Although it may seem like I’m constantly jet-setting all over the valley, the truth is I’m home with Oliver the cat and all my wildlife friends most days.
Take this morning for example, I enjoyed watching two does, one with twin fawns — the norm for mature does — tip-hoofing through my yard without fretting. Now, Ken, my neighbor with the chicken, runs them out of his yard because they have a particular fondness for his roses. He needs to train FYC (front yard chicken) to run them off like she does the crows.
I was able to watch as the babies nursed until mom said she had enough and hopped over their heads, leaving them with stunned looks on their faces.
Then my maintenance crew pulled in with blowers and mowers, and I knew my magical wildlife moment had come to an end. I was concerned for their safety, as they crossed my busy residential street where most drivers are apparently dyslexic and read the 25 mph sign as 52. I hope they have a doctor’s excuse handy, the drivers that is. I hope the deer have medic alert buttons.
The deer cross to get to the other side, and to fetch a drink of water from the creek. I saw cars stopping as the foursome made their way safely this time. I phoned the city of Eagle Point public works department and told them we needed a deer crossing sign or a slow-down sign, or maybe spike strips.
They haven’t returned my call.
I don’t mind deer in my yard because I have nothing to lose. A few years ago, I confessed my ineptitude in the area of gardening, despite having green thumb genes. A couple of you may remember how the local deer population exploited my lack of agricultural knowledge by trampling on and nibbling my best efforts. It’s also possible you read about it in my book, “Trips & Tangents: 101 Favorite Southern Oregon Journal Columns.” Hey, I haven’t plugged it lately. It just so happens I still have a few. Email me if you’d like to buy a genuine, personalized, signed copy.

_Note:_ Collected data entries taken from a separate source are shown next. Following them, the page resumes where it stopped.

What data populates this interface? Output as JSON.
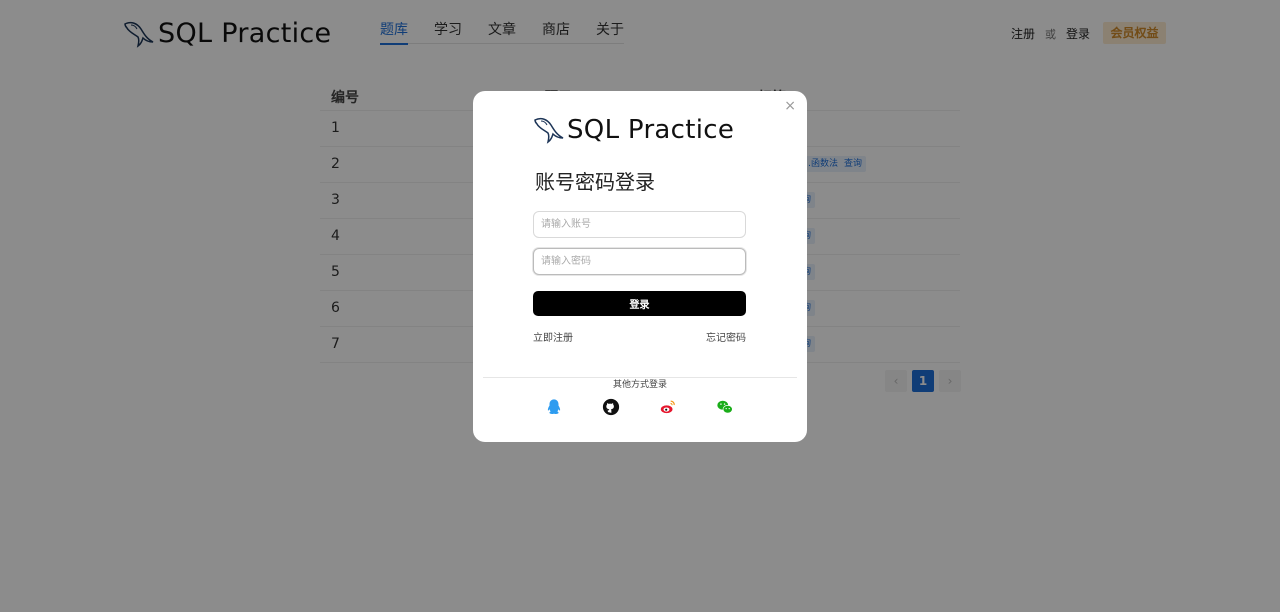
{
  "app": {
    "logo_text": "SQL Practice"
  },
  "nav": {
    "items": [
      "题库",
      "学习",
      "文章",
      "商店",
      "关于"
    ],
    "active_index": 0
  },
  "auth": {
    "register": "注册",
    "or": "或",
    "login": "登录",
    "vip": "会员权益"
  },
  "table": {
    "headers": [
      "编号",
      "题目",
      "标签"
    ],
    "rows": [
      "1",
      "2",
      "3",
      "4",
      "5",
      "6",
      "7"
    ],
    "row2_tags": [
      "…函数法",
      "查询"
    ],
    "tag_fragment": "询"
  },
  "pagination": {
    "prev": "‹",
    "current": "1",
    "next": "›"
  },
  "modal": {
    "close": "×",
    "logo_text": "SQL Practice",
    "title": "账号密码登录",
    "account_placeholder": "请输入账号",
    "password_placeholder": "请输入密码",
    "login_button": "登录",
    "register_link": "立即注册",
    "forgot_link": "忘记密码",
    "other_methods": "其他方式登录",
    "socials": [
      "qq-icon",
      "github-icon",
      "weibo-icon",
      "wechat-icon"
    ]
  },
  "colors": {
    "accent": "#1e6fd9",
    "vip_bg": "#fdebd0",
    "vip_text": "#d08a2a",
    "button": "#000000",
    "qq": "#2d9cf0",
    "weibo": "#e6162d",
    "wechat": "#1aad19"
  }
}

Anyway, I decided the best plan was to put away my tomato cages and bird netting, (which the deer took for bedding material), and grow weeds instead. Weeds provide nectar for bees and butterflies, after all, and the local deer population, which seems to be growing exponentially during this downturn in human activity. They avail themselves as they amble through, though deer are a distant second to goats in weed-eating, they don’t amble through but do charge for their services.

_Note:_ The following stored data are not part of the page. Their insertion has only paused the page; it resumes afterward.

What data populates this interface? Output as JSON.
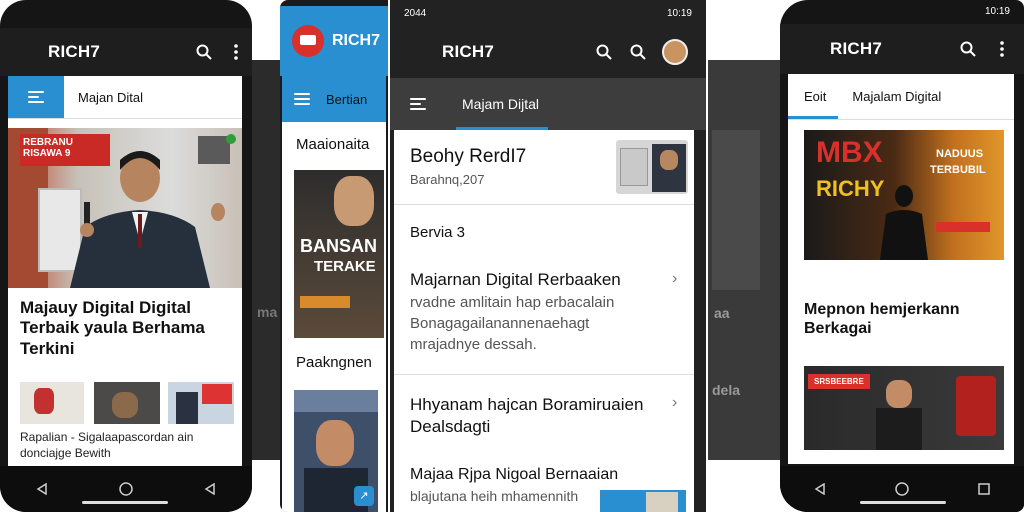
{
  "colors": {
    "accent": "#2a8fd0",
    "appbar": "#1e1e1e",
    "red_badge": "#d9302c",
    "nav": "#0d0d0d"
  },
  "phone1": {
    "app_title": "RICH7",
    "tab_label": "Majan Dital",
    "thumb_banner_text": "REBRANU RISAWA 9",
    "headline": "Majauy Digital Digital Terbaik yaula Berhama Terkini",
    "caption": "Rapalian - Sigalaapascordan ain donciajge Bewith"
  },
  "phone2": {
    "app_title": "RICH7",
    "tab_label": "Bertian",
    "section_1": "Maaionaita",
    "thumb_title_1": "BANSAN",
    "thumb_title_2": "TERAKE",
    "section_2": "Paakngnen"
  },
  "phone3": {
    "status_time": "2044",
    "status_battery": "10:19",
    "app_title": "RICH7",
    "tab_label": "Majam Dijtal",
    "card_title": "Beohy RerdI7",
    "card_subtitle": "Barahnq,207",
    "section_label": "Bervia 3",
    "item1_title": "Majarnan Digital Rerbaaken",
    "item1_body": "rvadne amlitain hap erbacalain Bonagagailanannenaehagt mrajadnye dessah.",
    "item2_title": "Hhyanam hajcan Boramiruaien Dealsdagti",
    "item3_title": "Majaa Rjpa Nigoal Bernaaian",
    "item3_body": "blajutana heih mhamennith"
  },
  "phone4": {
    "status_time": "10:19",
    "app_title": "RICH7",
    "tab_1": "Eoit",
    "tab_2": "Majalam Digital",
    "poster_title_1": "MBX",
    "poster_title_2": "RICHY",
    "poster_side_1": "NADUUS",
    "poster_side_2": "TERBUBIL",
    "headline": "Mepnon hemjerkann Berkagai",
    "video_badge": "SRSBEEBRE"
  },
  "background_captions": {
    "left_a": "ma",
    "right_a": "aa",
    "right_b": "dela"
  }
}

There have been as many as five bucks at one time, lying down and shooting the bull in my backyard. One year, a sweet young buck ate freely of the birdseed below the feeders — the dross left after the sparrows’ pillaging. As a thank you, he eventually left me not one but both of his antler sheds. They are pristine and beautiful.
Sermonette: I DO NOT feed the deer anything other than what greenery they discover in their foraging. Feeding deer is bad — for the deer and people. Deer that become dependent on humans develop an unnatural lifestyle, sort of like some people I know, with too many congregating in one location and acquiring diseases and pests. They may become more aggressive, especially does with young around.
I’d planned to talk about wild turkeys, feral cats, and the neighbor chicken, any of which I might see looking in my front window on any given day, but I’m out of room again.